Fireball is for Losers

I don’t drink from pints nor do I consume from handles. Having limitations in your liquor consumption means having standards. That is not to say I won’t take a nip off your bottle or have a monkey pull from the handle—I’m not uptight or anything like that. I just think that it is better to consume from purchased fifth, poured into good glassware with decent ice and nice water.

When given a choice between enjoying hooch like a gentleman or sloppily trying to make a cocktail with a cheap handle of booze, I fear most people error towards the latter. Not one who goes to a lot of house parties, I can’t say for certain but watching people at the club for the last four years has given me a pretty good insight to how people like to drink. Folks like to get tight and get there quick.

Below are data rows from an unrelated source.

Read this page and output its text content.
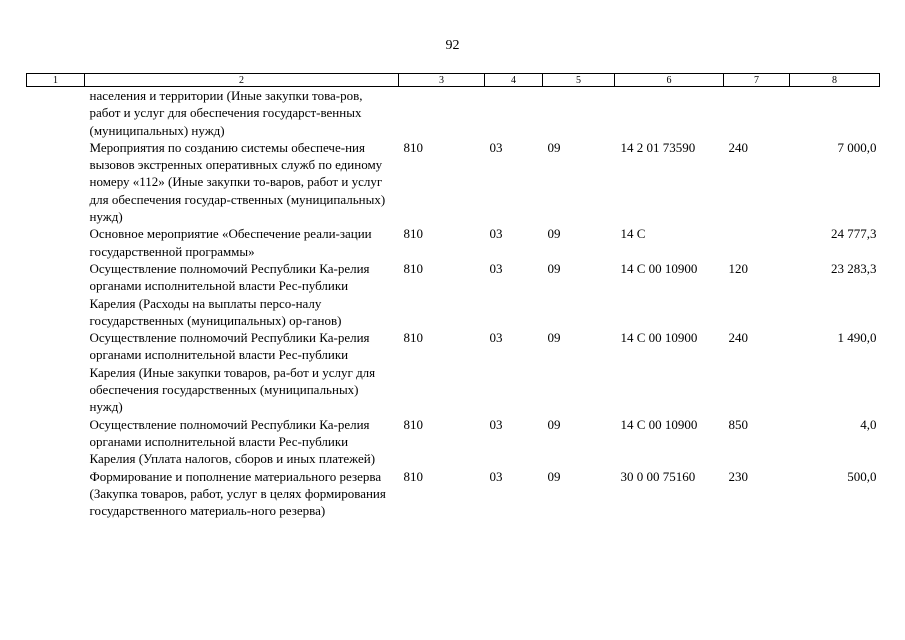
92
1	2	3	4	5	6	7	8
	населения и территории (Иные закупки това-ров, работ и услуг для обеспечения государст-венных (муниципальных) нужд)						
	Мероприятия по созданию системы обеспече-ния вызовов экстренных оперативных служб по единому номеру «112» (Иные закупки то-варов, работ и услуг для обеспечения государ-ственных (муниципальных) нужд)	810	03	09	14 2 01 73590	240	7 000,0
	Основное мероприятие «Обеспечение реали-зации государственной программы»	810	03	09	14 С		24 777,3
	Осуществление полномочий Республики Ка-релия органами исполнительной власти Рес-публики Карелия (Расходы на выплаты персо-налу государственных (муниципальных) ор-ганов)	810	03	09	14 С 00 10900	120	23 283,3
	Осуществление полномочий Республики Ка-релия органами исполнительной власти Рес-публики Карелия (Иные закупки товаров, ра-бот и услуг для обеспечения государственных (муниципальных) нужд)	810	03	09	14 С 00 10900	240	1 490,0
	Осуществление полномочий Республики Ка-релия органами исполнительной власти Рес-публики Карелия (Уплата налогов, сборов и иных платежей)	810	03	09	14 С 00 10900	850	4,0
	Формирование и пополнение материального резерва (Закупка товаров, работ, услуг в целях формирования государственного материаль-ного резерва)	810	03	09	30 0 00 75160	230	500,0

The cheaper the better with little concern how the bartender or the other patrons think of them. In a nutshell, I think this is why people drink Fireball.

Fireball, to the blissfully uninitiated, is Canadian cinnamon-flavored whiskey. I’m not like a lot of Americans—I don’t have a problem with Canadians or most of the products they manufacture. Crown Royal and her lesser brother Canadian Club is not bad whisky. I could honestly take a bottle of maple syrup to the brain in a few swallows. I like hockey, poutine fries, Rob Ford and women dressed in Mounty uniforms. They’re the best neighbors we could ask for and these crazy people to the north just claimed the North Pole for their country. All of the fun of Putin without the tanks but Fireball isn’t cool.

Not cool at all.

Fireball is why people like me who care about making good drinks and actually working a bar will be selling used cars or teaching junior high English before the end of the decade. It tastes like candy and because it doesn’t need any modification, people chug Fireball with reckless abandonment. While my employer loves folks spending $5 for a shot that cost us less than $0.23, I have reached a maximum overload with the levels of malarkey this seemly harmless schnapps has caused the club.

Because I can never properly serve Fireball, I always feel like I am shortchanging my guests. Technically, Fireball should be served regurgitated over a urinal cake but I usually just have to put it into a shot glass. That would be fine but too often people are asking me for water chasers as if it was actually whiskey. Not one to brag about my drinking prowess but if it took me more than three gulps to polish off a bottle of Fireball, I am going to assume that I am suffering from an abdominal gunshot wound.

Now Fireball does have a time and a place with 8th grade dances the top of the list and defunct LDS folks having their first drink. And that is the end of the list. When I had to pour Fireball and serve it with strawberry wine coolers at the club, I realized it is time to get that teaching certificate or learn how to wear a plaid sports coat.

The last straw for me tonight was three guys arguing with each other on who was going to pay for the next round of Fireball shots. That’s like Khalid Sheikh Mohammed demanding to know who was going to waterboard him next. Okay, maybe not that bad, but listening to grown men debate on who is going to buy the next round of candy shots is pretty absurd. Even with wedding bands on their hands and laugh lines around their eyes, they acted like schoolgirls jostling each other wanting for the other to pay for the drinks. Presumably they had mortgages and families and people that cared about them at home but none of the social safety net necessary to yank them away from these ridiculous conversations were readily at hand. Clearly no one cared enough about them to suggest that they should try a Kentucky straight bourbon or open-hand slap their face.

It’s times like this that I don’t drink from pints or handles and I have a caring partner as well as friends that tell me that I am not a 15 year old boy trying to catch a buzz without tasting the alcohol. I just wish I could have helped these….men?

In the end, it’s just sour grapes. Tonight was slow and tedious and I’ve had laryngitis for the last week. A bartender without a voice is like a long haul trucker without MiniThins—ineffective. Playing a five hour game of charades with drunks is really, really tiring. Presumably, I get them tomorrow but tonight I am sitting in the office, sipping on honey water and feeling sorry for myself. I miss having a solid cocktail glass with a chunk of ice and bourbon to ease the night’s distress away. Instead, I’m hopped up on couch medicine and listening to MST3K and not a drunken buffoon ready to wrestle the dog.

Yeah, hopefully tomorrow will be better.